Sunday, April 27, 2008

Book #12 - Bleak House (Charles Dickens)

I didn't plan it this way, but when I started reading Charles Dickens' "Bleak House", I realized that like "The Mill on the Floss" it was also about a lawsuit.  I have no doubt that this lawsuit will also lead to big consequences, although as "Bleak House" opens, the legal case of Jarndyce and Jarndyce has been going on for years and years, and shows no signs of coming near a resolution.  In fact, people seem to hardly remember what the case is actually about.  Which is quite an amusing concept, actually.

The story opens with some wonderfully descriptive language about London shrouded in fog.  Which is no doubt a metaphor for the court case of Jarndyce and Jarndyce.  We learn about the case almost immediately, and meet one of the affected parties, a Lady Dedlock, but Dickens does not enlighten us as to what the case is about or why it has lingered so long in the courts.  Indeed, it's shrouded in fog.  Then, in the third chapter, Dickens really throws us a switcheroo, when suddenly there's a new narrator (previously third person omniscient), a Miss Esther Summerson, who begins by telling her story (after informing us that she's not very clever and might not make so great a narrator...thanks, Charles).  She was raised by a Godmother, who we later learn was her aunt.  We don't know what happened to her parents, except that her godmother/aunt tells her one birthday that her mother had disgraced the family, presumably by Esther's birth.  We learn nothing else.  When the aunt/godmother dies, Esther learns she has a benefactor, who is connected with the Jarndyce case, who sends her off to boarding school, where she's quite happy for a few years.  Then she is suddenly called to London, where she will fill the position of companion to Ada Clare, a cousin of one of the Jarndyce's.  Ada and her cousin Richard are going to live with one of the Jarndyce's at an estate called Bleak House.  It's not clear why, except that this was somehow one of the outcomes of the lawsuit.  Dickens is being coy and mysterious, and everything is still quite shrouded in fog as to what exactly is going on.  Which, naturally, makes one want to keep reading.

Dickens is fun...his writing is great, but in a different way than George Eliot.  I'm not sure how to put that difference into words except maybe to say it's less flowery and more immediately descriptive, than reflective.  And Dickens' characters are awesome...even the minor characters are really fleshed out with their own peculiarities.  The book is (so far) like a menagerie of colorful characters.

I've read some Dickens before:  "David Copperfield" in high school (loved it, and ended up reading it twice...I can still vividly remember some scenes after 25-30 years or so, such as the storm scene), "Great Expectations" (8th or 9th grade, probably, and I have little memory of it), and "A Tale of Two Cities" (read it maybe 10 years ago).  If "Bleak House" comes anywhere close to bringing me the enjoyment that "David Copperfield" did, then I will be a very happy man.

One final note:  I'm traveling to London this week!  I haven't been there before (or anywhere else in Europe for that matter), so I'm looking forward to it immensely.  Dickens should be appropriate reading for the trip, I should think.  Although London of 2008 is, presumably, a vastly different place from the one of the 1850s.

3 comments:

Justin Hamm said...

I think you'll love Bleak House.

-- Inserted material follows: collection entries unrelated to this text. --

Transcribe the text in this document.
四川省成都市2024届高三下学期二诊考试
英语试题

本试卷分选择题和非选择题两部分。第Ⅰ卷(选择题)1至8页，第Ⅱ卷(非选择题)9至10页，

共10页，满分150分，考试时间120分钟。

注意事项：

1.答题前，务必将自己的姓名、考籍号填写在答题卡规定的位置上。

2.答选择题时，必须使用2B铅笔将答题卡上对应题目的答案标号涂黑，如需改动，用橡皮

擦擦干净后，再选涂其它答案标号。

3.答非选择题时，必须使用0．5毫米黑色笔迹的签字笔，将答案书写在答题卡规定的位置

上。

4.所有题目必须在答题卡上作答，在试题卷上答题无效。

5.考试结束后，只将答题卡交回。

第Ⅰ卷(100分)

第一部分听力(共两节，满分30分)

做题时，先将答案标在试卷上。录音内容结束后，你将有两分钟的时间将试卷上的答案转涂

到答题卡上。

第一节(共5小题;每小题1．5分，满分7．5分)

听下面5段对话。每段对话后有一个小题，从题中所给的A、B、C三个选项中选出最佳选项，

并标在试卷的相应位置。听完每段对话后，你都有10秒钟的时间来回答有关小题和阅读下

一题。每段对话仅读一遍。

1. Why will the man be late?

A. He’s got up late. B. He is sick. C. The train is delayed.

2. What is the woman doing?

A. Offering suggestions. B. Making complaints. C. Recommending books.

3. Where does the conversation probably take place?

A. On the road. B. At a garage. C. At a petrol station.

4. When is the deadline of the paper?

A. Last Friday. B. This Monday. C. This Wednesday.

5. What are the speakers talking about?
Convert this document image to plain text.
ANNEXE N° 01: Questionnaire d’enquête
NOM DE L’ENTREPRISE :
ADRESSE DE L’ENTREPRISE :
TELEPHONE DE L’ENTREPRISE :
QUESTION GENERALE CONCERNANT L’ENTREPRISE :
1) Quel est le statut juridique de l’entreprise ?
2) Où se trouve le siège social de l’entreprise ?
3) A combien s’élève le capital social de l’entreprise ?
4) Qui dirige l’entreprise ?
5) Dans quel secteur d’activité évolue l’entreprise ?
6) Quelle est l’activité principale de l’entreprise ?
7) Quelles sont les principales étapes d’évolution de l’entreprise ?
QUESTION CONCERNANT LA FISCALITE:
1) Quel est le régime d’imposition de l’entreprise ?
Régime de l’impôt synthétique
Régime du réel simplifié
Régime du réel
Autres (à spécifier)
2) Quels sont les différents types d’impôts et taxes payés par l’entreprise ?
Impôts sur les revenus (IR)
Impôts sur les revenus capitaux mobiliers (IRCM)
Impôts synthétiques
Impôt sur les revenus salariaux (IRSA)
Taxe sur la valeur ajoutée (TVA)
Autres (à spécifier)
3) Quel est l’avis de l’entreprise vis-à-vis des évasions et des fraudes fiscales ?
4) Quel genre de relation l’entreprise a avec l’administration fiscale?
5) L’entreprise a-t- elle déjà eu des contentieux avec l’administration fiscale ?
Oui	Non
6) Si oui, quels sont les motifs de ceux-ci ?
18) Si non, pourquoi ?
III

It was perhaps the first novel I ever read that I felt completely transported me to its particularly setting. I was mesmerized by it!

You can crawl down inside a Dickens novel, stretch out, live in its pages for a while.

Enjoy!

Rohan Maitzen said...

When the people I categorize as 'smug modernists' mutter foolish things about the naive realism of 19thC authors, I mutter back, "Bleak House! Bleak House!" and (given the chance) read the first paragraph to them. Awesome stuff (and that's my professional opinion!).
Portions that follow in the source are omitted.